I tried Thomas’ recipe for Carrot-Top Pesto from her Christmas Eve menu. It starts with the leafy tops that most people discard. I tried the pesto with a mixture of orange and white baby-size whole carrots, which I coated in olive oil, sea salt and freshly ground pepper, then roasted at 400 degrees Fahrenheit for about 25 minutes or until tender and slightly shriveled. While the carrots were roasting, I made the pesto and had plenty of time for cleaning up the kitchen.

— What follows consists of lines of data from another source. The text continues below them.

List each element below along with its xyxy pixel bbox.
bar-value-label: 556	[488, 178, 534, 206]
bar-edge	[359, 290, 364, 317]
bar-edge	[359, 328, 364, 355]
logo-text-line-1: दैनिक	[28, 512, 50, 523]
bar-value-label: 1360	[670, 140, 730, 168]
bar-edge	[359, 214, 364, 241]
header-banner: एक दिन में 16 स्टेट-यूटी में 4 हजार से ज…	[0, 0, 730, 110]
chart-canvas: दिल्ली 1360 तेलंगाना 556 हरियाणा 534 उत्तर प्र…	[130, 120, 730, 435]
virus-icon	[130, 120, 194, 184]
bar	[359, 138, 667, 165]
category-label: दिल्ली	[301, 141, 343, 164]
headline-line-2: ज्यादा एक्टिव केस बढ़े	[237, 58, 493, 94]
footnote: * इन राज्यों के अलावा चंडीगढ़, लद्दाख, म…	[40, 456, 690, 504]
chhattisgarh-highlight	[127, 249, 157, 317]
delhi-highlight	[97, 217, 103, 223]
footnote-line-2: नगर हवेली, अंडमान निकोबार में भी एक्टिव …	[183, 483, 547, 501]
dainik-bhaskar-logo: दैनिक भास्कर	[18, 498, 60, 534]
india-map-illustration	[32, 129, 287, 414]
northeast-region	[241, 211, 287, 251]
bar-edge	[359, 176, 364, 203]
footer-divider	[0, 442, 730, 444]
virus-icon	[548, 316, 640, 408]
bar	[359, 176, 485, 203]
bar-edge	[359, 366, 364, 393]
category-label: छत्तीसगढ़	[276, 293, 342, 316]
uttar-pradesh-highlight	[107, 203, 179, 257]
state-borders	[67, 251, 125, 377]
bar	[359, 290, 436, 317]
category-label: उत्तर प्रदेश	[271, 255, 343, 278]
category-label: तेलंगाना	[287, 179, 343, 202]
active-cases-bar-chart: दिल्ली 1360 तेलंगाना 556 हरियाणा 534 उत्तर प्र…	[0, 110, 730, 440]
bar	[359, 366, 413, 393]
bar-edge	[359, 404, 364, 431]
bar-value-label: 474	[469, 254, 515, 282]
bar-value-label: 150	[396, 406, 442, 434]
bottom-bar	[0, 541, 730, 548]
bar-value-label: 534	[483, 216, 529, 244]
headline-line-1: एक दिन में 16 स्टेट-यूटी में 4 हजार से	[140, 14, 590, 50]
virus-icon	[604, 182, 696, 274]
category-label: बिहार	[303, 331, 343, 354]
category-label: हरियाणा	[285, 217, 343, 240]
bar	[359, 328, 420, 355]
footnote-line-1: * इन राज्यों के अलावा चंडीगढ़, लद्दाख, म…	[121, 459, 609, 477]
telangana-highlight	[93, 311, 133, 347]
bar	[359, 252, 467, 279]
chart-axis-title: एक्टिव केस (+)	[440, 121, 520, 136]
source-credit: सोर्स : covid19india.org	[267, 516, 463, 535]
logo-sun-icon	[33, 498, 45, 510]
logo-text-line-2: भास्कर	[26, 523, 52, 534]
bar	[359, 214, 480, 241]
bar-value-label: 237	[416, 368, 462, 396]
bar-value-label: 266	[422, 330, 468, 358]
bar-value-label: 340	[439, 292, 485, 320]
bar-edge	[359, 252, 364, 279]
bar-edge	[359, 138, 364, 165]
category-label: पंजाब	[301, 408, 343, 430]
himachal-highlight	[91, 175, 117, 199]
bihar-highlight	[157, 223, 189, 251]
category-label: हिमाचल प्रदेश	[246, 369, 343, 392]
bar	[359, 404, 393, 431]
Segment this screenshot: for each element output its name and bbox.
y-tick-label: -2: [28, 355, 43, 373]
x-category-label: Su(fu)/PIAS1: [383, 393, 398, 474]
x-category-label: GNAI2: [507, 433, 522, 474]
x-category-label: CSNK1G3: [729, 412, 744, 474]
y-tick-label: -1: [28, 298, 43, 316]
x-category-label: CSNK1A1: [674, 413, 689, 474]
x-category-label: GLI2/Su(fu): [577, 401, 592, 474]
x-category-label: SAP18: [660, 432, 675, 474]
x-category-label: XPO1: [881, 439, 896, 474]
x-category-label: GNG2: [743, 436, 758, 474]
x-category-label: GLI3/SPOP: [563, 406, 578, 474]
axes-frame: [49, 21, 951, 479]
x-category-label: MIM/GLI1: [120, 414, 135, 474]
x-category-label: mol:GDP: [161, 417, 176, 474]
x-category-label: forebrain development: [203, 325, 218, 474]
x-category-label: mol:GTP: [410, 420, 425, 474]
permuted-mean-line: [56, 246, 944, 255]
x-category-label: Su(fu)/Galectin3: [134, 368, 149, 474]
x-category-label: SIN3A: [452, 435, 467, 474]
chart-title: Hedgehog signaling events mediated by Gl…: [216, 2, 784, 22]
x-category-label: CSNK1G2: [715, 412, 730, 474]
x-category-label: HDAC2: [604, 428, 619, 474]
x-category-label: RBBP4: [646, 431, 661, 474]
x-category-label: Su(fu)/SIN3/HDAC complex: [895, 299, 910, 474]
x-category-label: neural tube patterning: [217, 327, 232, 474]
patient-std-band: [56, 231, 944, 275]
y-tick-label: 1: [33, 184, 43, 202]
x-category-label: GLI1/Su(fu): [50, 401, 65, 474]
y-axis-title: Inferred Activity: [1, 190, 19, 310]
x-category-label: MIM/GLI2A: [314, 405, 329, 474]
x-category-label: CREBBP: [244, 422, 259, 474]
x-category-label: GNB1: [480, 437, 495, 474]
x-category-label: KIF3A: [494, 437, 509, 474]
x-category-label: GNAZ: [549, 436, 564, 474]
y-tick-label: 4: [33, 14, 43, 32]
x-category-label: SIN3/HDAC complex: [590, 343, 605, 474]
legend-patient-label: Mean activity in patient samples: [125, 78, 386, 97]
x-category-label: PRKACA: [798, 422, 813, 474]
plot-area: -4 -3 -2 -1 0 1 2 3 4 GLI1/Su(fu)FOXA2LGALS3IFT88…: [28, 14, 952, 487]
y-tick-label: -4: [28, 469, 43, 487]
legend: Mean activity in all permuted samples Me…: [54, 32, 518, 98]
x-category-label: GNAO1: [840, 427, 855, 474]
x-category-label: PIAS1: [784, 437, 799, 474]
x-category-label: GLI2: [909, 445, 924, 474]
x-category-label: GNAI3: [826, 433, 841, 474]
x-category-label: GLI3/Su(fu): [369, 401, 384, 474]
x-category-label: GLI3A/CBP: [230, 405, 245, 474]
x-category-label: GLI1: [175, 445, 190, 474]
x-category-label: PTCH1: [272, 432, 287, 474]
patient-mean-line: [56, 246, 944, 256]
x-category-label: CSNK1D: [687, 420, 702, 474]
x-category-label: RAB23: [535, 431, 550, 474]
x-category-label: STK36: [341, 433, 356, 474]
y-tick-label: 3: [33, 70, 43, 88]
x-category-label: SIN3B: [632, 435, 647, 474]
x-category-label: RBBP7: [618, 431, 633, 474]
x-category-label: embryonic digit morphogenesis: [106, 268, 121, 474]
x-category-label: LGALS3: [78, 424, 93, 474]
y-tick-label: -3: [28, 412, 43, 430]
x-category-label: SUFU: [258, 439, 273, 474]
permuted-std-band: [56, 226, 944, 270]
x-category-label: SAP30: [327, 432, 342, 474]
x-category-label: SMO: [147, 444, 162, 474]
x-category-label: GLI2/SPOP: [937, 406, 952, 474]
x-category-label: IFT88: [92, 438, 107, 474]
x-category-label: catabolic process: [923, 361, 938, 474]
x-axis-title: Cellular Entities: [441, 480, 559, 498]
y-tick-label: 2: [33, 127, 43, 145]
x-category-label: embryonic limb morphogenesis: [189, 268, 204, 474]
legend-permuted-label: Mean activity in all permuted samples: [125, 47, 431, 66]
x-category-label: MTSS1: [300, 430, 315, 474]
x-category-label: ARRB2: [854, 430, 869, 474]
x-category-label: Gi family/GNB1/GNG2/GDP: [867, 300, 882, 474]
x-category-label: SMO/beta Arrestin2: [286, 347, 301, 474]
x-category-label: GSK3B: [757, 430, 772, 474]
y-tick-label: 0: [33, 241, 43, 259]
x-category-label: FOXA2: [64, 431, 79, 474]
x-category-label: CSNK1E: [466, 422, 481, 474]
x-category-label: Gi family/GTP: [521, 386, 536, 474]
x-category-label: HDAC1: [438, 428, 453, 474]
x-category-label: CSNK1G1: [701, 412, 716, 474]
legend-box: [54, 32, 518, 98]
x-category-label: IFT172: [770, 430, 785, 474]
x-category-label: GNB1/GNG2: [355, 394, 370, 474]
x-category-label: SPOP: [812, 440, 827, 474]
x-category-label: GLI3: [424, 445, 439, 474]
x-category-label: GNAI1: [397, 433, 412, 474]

The pesto is scrumptious, and I froze the leftovers, which I plan to serve sometime with a simple garlic spaghetti (see my recipe below).


Makes about 2 cups

4 ounces trimmed carrot tops (from 1 or 2 bunches), big stems trimmed off

2 cloves garlic

¼ cup (1 ounce) walnuts

1 ounce fresh basil leaves, chopped (½ cup)

½ ounce fresh mint leaves, chopped (½ cup), plus more to taste

¾ teaspoon sea salt

½ cup extra-virgin olive, plus more to taste

2 tablespoons fresh lemon juice

Pull the fronds of the carrot tops off the stems and discard the stems. Carrot tops have a firm, chewy texture, but the stems are tough. Wash and spin-dry the greens.

Pulse the garlic and walnuts briefly in a food processor, then add the various greens and the salt and pulse again, scraping down the sides of the container as needed, until the greens are finely chopped. Add the olive oil and lemon juice and process the pesto until it is smooth.

From the book: “Vegan, Vegetarian, Omnivore: Dinner for Everyone at the Table” by Anna Thomas; 496 pages, $35. Published by W.W. Norton & Co., 2016.

What you get: This collection of nearly 200 recipes focuses on using fresh, raw foods and covers omnivore, vegetarian, vegan, nut-free, gluten-free and raw eating preferences.

In her own words: “Sit down at that table with the people you love and have dinner together. Cook for them, eat with them, raise a glass. The world will be a better place.” — Anna Thomas

Recipe by Connie Post

8 ounces dried spaghetti
2 tablespoons olive oil
4 roughly chopped garlic cloves
1/4 cup sliced mushrooms (or more)
Leftover Carrot-Top Pesto (or 1/2 cup chopped parsley)
Salt and pepper to taste
Grated parmesan cheese to taste

Cook and drain spaghetti according to directions on package. Saute garlic and mushrooms in olive oil in a skillet over medium heat. You want the garlic pieces to start to turn color, but don’t overcook. Add the drained spaghetti into the skillet and toss. Then add the leftover Carrot-Top Pesto or chopped parsley and toss. Serve with salt, pepper and Parmesan cheese.